What is CPU Computation?

The CPU (Central Processing Unit) is the main processor in your computer. When you run normal Python code, it executes on the CPU. The CPU is great for general-purpose tasks but processes instructions sequentially (one at a time).

Think of it like a single cashier at a supermarket checkout – they can only serve one customer at a time.

What is GPU Computation?

The GPU (Graphics Processing Unit) is a specialized processor originally designed for graphics. Modern GPUs have thousands of cores that can work in parallel (simultaneously).

Think of it like having hundreds of cashiers at the supermarket – they can serve many customers at the same time!

Why are GPUs Faster for Parallel Tasks?

When you need to perform the same operation on large amounts of data, GPUs excel because they can process many data elements simultaneously. This is called parallel processing.

For example:

  • Adding two arrays with 1,000,000 elements
  • Processing pixels in an image
  • Training machine learning models
  • Scientific simulations

What is CUDA?

CUDA (Compute Unified Device Architecture) is a parallel computing platform and programming model developed by NVIDIA. It's a set of tools and APIs that allows you to write programs that run on NVIDIA GPUs for general-purpose computing, not just graphics.

Key Points about CUDA:

  • 🎯 It's a GPU programming model made by NVIDIA
  • 🚀 Enables general-purpose GPU computing (not just graphics)
  • 💻 Traditionally uses C/C++ with special CUDA keywords
  • ⚡ Allows you to run thousands of tasks (threads) at the same time
  • 🔧 Gives you explicit control over GPU memory management
  • 📦 Includes a complete toolkit with compilers, libraries, and debugging tools

Example: Imagine you're training an AI model for face detection. It needs millions of math operations. Using only the CPU would be slow (sequential processing).
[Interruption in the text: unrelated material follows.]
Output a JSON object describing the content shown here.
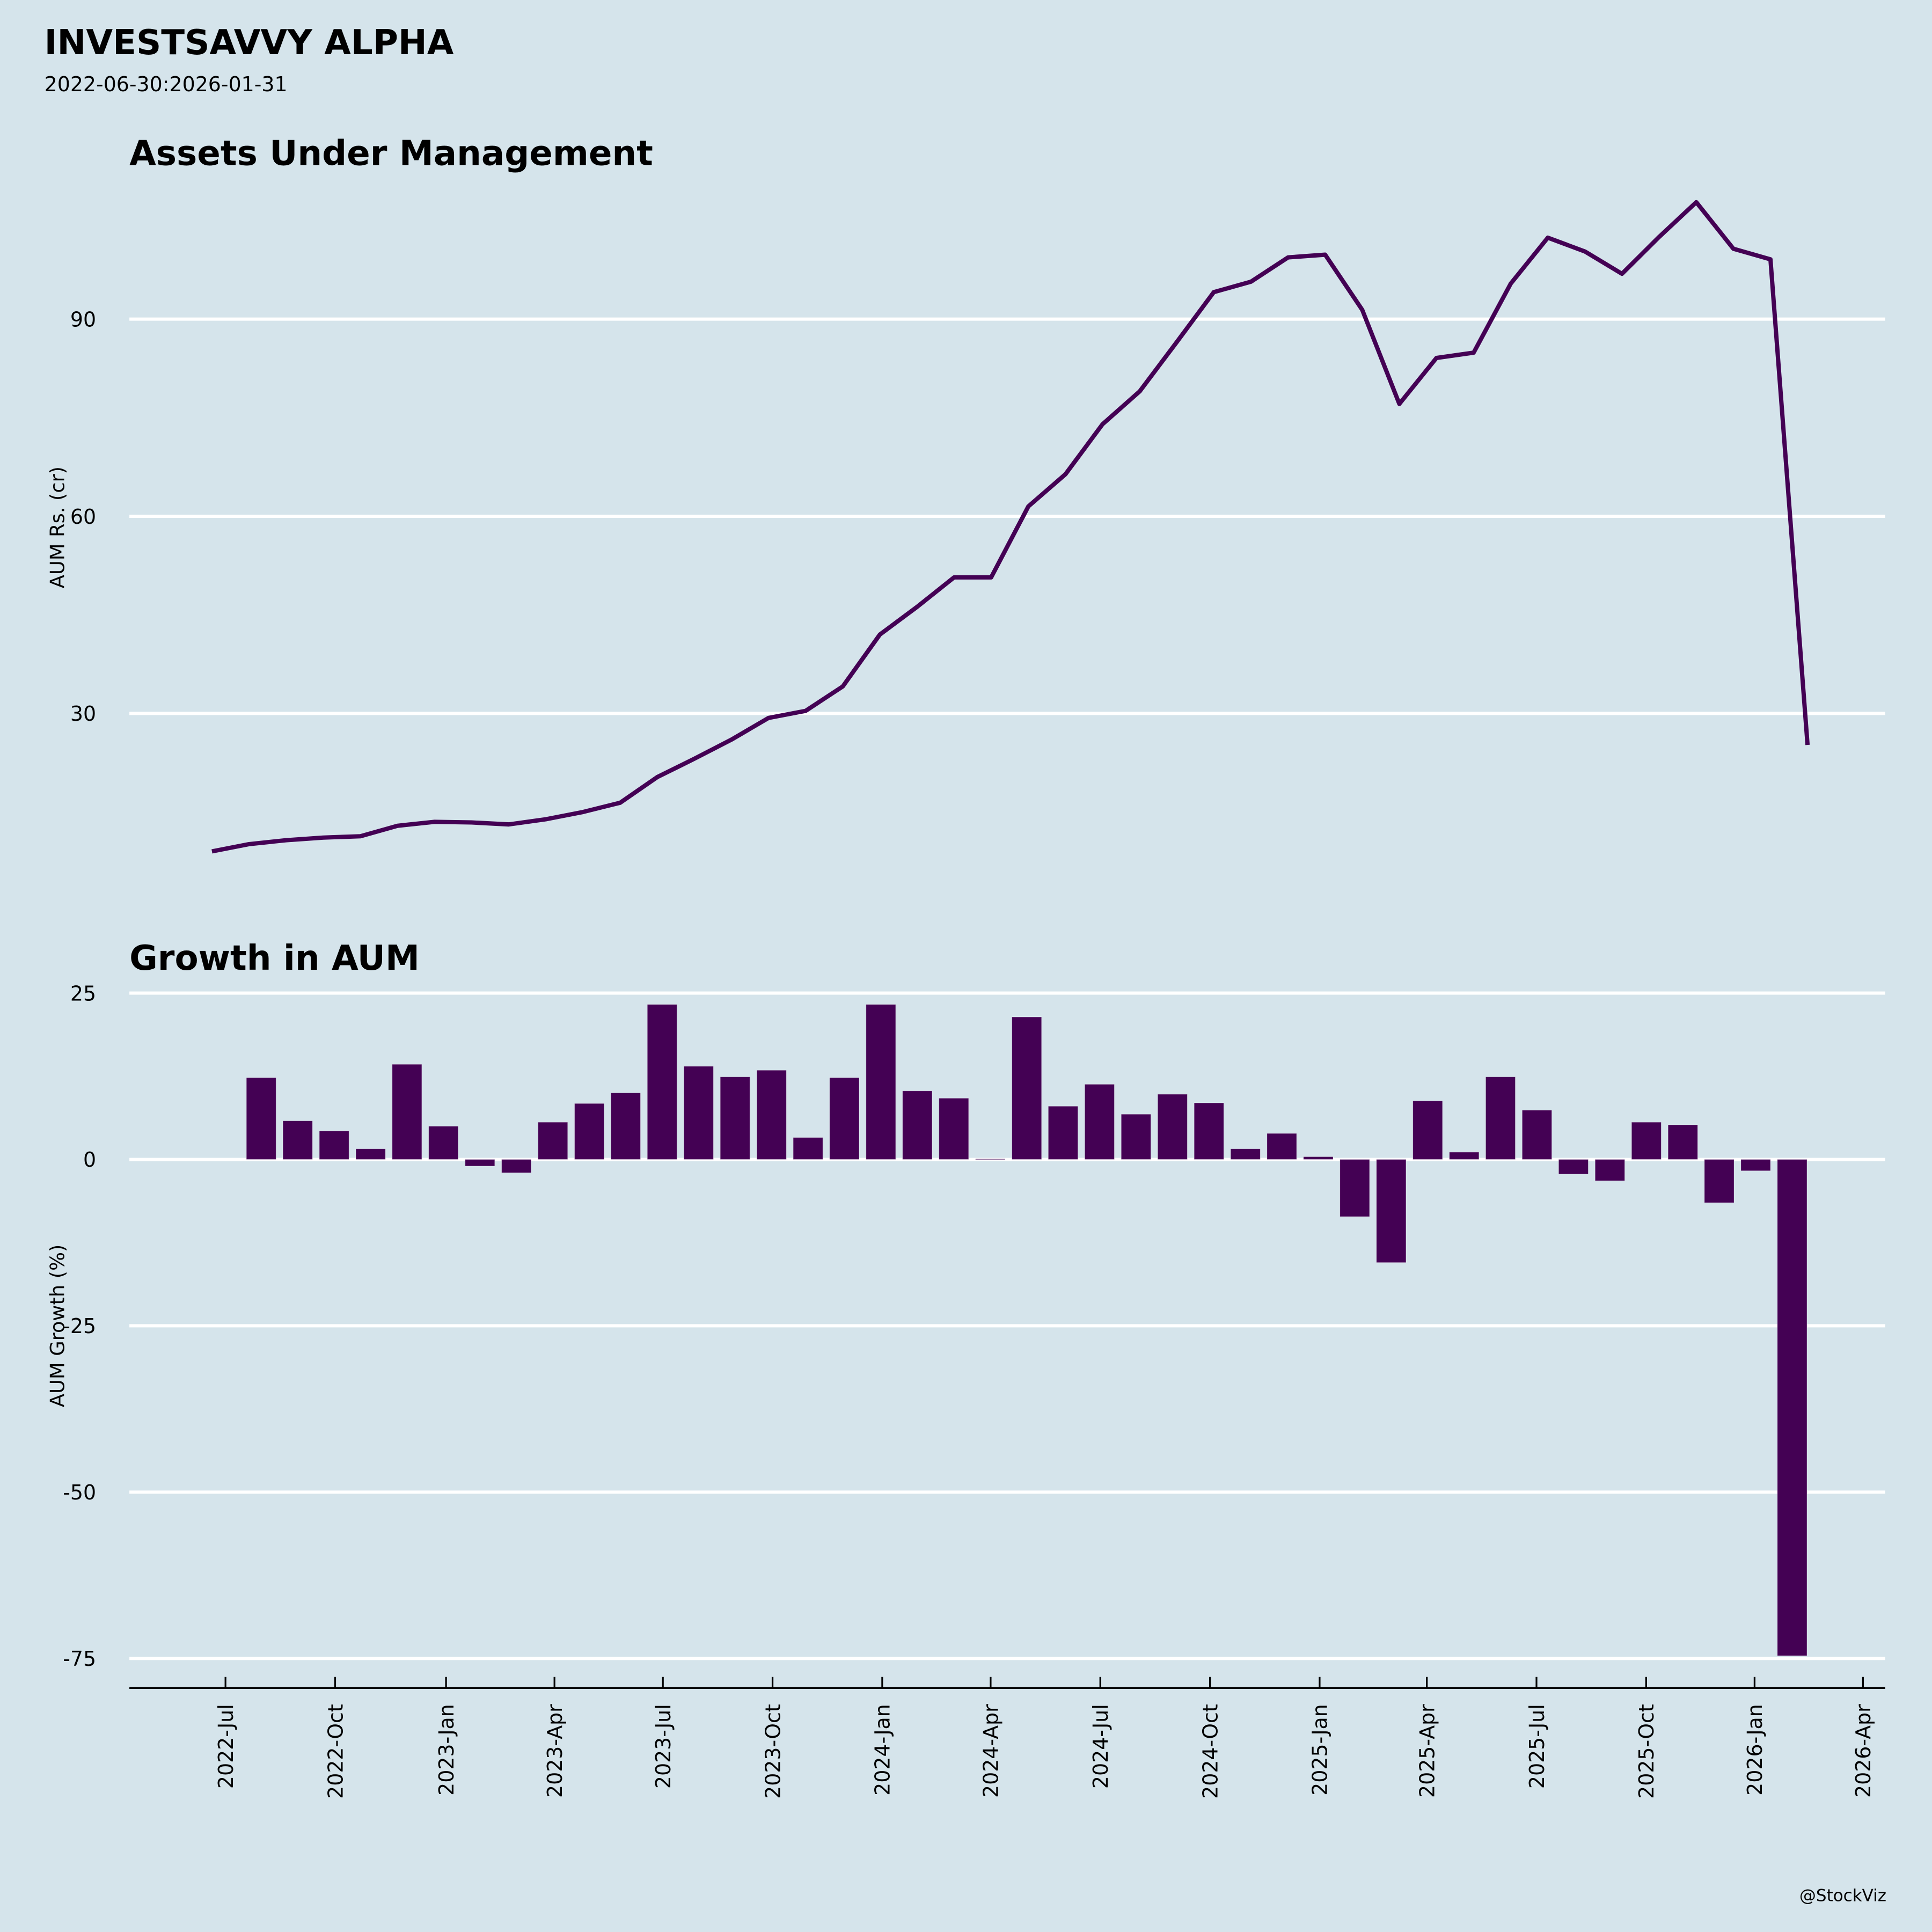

But with CUDA, you can send these operations to the GPU, which processes many of them simultaneously, making it 10-100x faster!

CUDA Components

CUDA is not just one tool—it's a complete ecosystem:

Component Description Purpose
Driver Low-level software that controls the GPU Lets your computer communicate with the GPU hardware
Toolkit Complete development package Includes compiler (nvcc for C++), libraries, debugging tools, IDE plugins
CUDA C/C++ Extended C/C++ with GPU keywords Write GPU code with full control (requires learning C++)
Numba Just-in-time compiler for Python Write GPU code in Python without C++ (easier for Python developers!)

The CUDA Workflow (High-Level Process):

  1. CPU (Host) starts the program and initializes the GPU device
  2. CPU allocates memory on both CPU (host) and GPU (device)
  3. CPU copies data from host memory to device memory
  4. CPU launches kernel (GPU function) with specified threads/blocks
  5. GPU executes the kernel across thousands of threads in parallel
  6. GPU copies results back from device memory to host memory
  7. CPU continues processing or repeats steps 3-6 as needed
  8. Program cleans up memory and terminates

How Does Numba Help?

Numba is a Python library that compiles Python code to run on NVIDIA GPUs using CUDA. Instead of learning complex C++ CUDA programming, you can write GPU code in Python!

Key advantages:

  • ✅ Write GPU code in Python (no C/C++ required)
  • ✅ Easy to learn for Python developers
  • ✅ Great performance boost for numerical computations
  • ✅ Works with NumPy arrays
  • ✅ Just-in-time (JIT) compilation—code is compiled automatically when you run it
  • ✅ Automatic type inference—Numba figures out data types for you

How Numba Execution Works

When you use Numba's @cuda.jit decorator, here's what happens behind the scenes:

Your Python Code (@cuda.jit function)
          ↓
   Python Bytecode
          ↓
   Bytecode Analysis
          ↓
     Numba IR (Intermediate Representation)
          ↓
   Type Inference (figures out data types)
          ↓
   IR Optimization
          ↓
     LLVM IR (Low-Level Virtual Machine)
          ↓
   LLVM JIT Compilation
          ↓
   Machine Code (GPU binary)
          ↓
   Execute on GPU!

What this means: You write normal Python code, add @cuda.jit, and Numba automatically transforms it into GPU machine code. No manual compilation needed!

Example:

@cuda.jit
def my_gpu_function(a, b, c):
    # Your Python code here
    c[0] = a[0] + b[0]

Numba reads this, compiles it to GPU code, and executes it—all automatically!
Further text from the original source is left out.